PS 74-177: The Twin Cities Household Ecosystem Project: A unique survey approach for studying household biogeochemical cycling

Larry A. Baker1, Kristen C. Nelson1, Cinzia Fissore Fissore1, Sarah E. Hobbie1, Jennifer Y. King2, Joseph P. McFadden2, and Ina Jakobsdittor Jakobsdittor1. (1) University of Minnesota, (2) University of California, Santa Barbara


Households often account for a major fraction of carbon (C), nitrogen (N), and phosphorus (P) fluxes through post-industrial cities. Because of this, we need to understand drivers of household biogeochemistry in order to fully conceptualize urban biogeochemical cycling, but the methodologies for this complex system are not fully developed. Ultimately, we seek to integrate human behavior into a model of urban biogeochemistry. Households are valuable units of study in cities because (1) cumulatively, household fluxes are an important component of total urban fluxes of macroelements such as C, N, and P; (2) many household fluxes are flexible; and (3) understanding household choices could inform policies intended to reduce consumption of resources or production of pollutants. The goal of the Twin Cities Household Ecosystem Project (TCHEP) is to understand coupling between household biogeochemical fluxes and socioeconomic factors along an urban-to-exurban gradient in the Minneapolis-Saint Paul (Twin Cities) metropolitan area, Minnesota.

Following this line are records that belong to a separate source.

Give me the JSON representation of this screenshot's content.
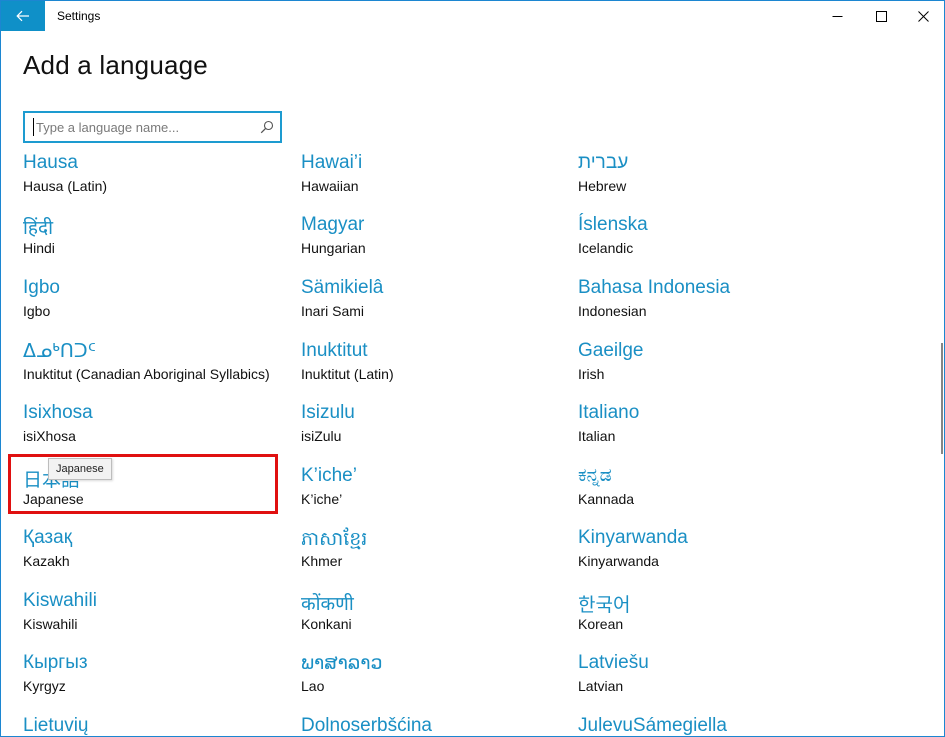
{
  "window": {
    "title": "Settings",
    "accent": "#0f90c8",
    "link_color": "#1a8fc4"
  },
  "page": {
    "title": "Add a language"
  },
  "search": {
    "placeholder": "Type a language name...",
    "value": ""
  },
  "tooltip": {
    "text": "Japanese"
  },
  "languages": [
    {
      "native": "Hausa",
      "english": "Hausa (Latin)"
    },
    {
      "native": "Hawai’i",
      "english": "Hawaiian"
    },
    {
      "native": "עברית",
      "english": "Hebrew"
    },
    {
      "native": "हिंदी",
      "english": "Hindi"
    },
    {
      "native": "Magyar",
      "english": "Hungarian"
    },
    {
      "native": "Íslenska",
      "english": "Icelandic"
    },
    {
      "native": "Igbo",
      "english": "Igbo"
    },
    {
      "native": "Sämikielâ",
      "english": "Inari Sami"
    },
    {
      "native": "Bahasa Indonesia",
      "english": "Indonesian"
    },
    {
      "native": "ᐃᓄᒃᑎᑐᑦ",
      "english": "Inuktitut (Canadian Aboriginal Syllabics)"
    },
    {
      "native": "Inuktitut",
      "english": "Inuktitut (Latin)"
    },
    {
      "native": "Gaeilge",
      "english": "Irish"
    },
    {
      "native": "Isixhosa",
      "english": "isiXhosa"
    },
    {
      "native": "Isizulu",
      "english": "isiZulu"
    },
    {
      "native": "Italiano",
      "english": "Italian"
    },
    {
      "native": "日本語",
      "english": "Japanese"
    },
    {
      "native": "K’iche’",
      "english": "K’iche’"
    },
    {
      "native": "ಕನ್ನಡ",
      "english": "Kannada"
    },
    {
      "native": "Қазақ",
      "english": "Kazakh"
    },
    {
      "native": "ភាសាខ្មែរ",
      "english": "Khmer"
    },
    {
      "native": "Kinyarwanda",
      "english": "Kinyarwanda"
    },
    {
      "native": "Kiswahili",
      "english": "Kiswahili"
    },
    {
      "native": "कोंकणी",
      "english": "Konkani"
    },
    {
      "native": "한국어",
      "english": "Korean"
    },
    {
      "native": "Кыргыз",
      "english": "Kyrgyz"
    },
    {
      "native": "ພາສາລາວ",
      "english": "Lao"
    },
    {
      "native": "Latviešu",
      "english": "Latvian"
    },
    {
      "native": "Lietuvių",
      "english": ""
    },
    {
      "native": "Dolnoserbšćina",
      "english": ""
    },
    {
      "native": "JulevuSámegiella",
      "english": ""
    }
  ]
}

We designed and implemented a mail survey of single-family, owner-occupied, detached homes along an urban-exurban gradient. This poster focuses on the methodologies of the TCHEP survey and the contributions to an integrating Household Flux Calculator that estimates element fluxes associated with home energy use, air and car travel, diet, pets, paper and plastics, and vegetation. Our conceptual boundary for a household included the physical property of each household plus all personal transportation by household occupants. Using a modified Dillman method, we sent mail surveys to randomly selected homes in the sample frame and received approximately 3,000 responses, supporting generalizable findings; 2,000 of these respondents provided access to their energy records.  We then conducted a field survey of vegetation at 400 randomly chosen respondent households.  A key conclusion is that the unique TCHEP methodology, a hybrid approach that includes a mail survey, permission to access utility records, ground-based sampling, and readily available GIS data, can be used to estimate C, N, and P fluxes for large numbers of households. The simultaneous collection of demographic characteristics and behavioral attributes has allowed us to examine relationships between elemental fluxes and consumption behaviors in these households.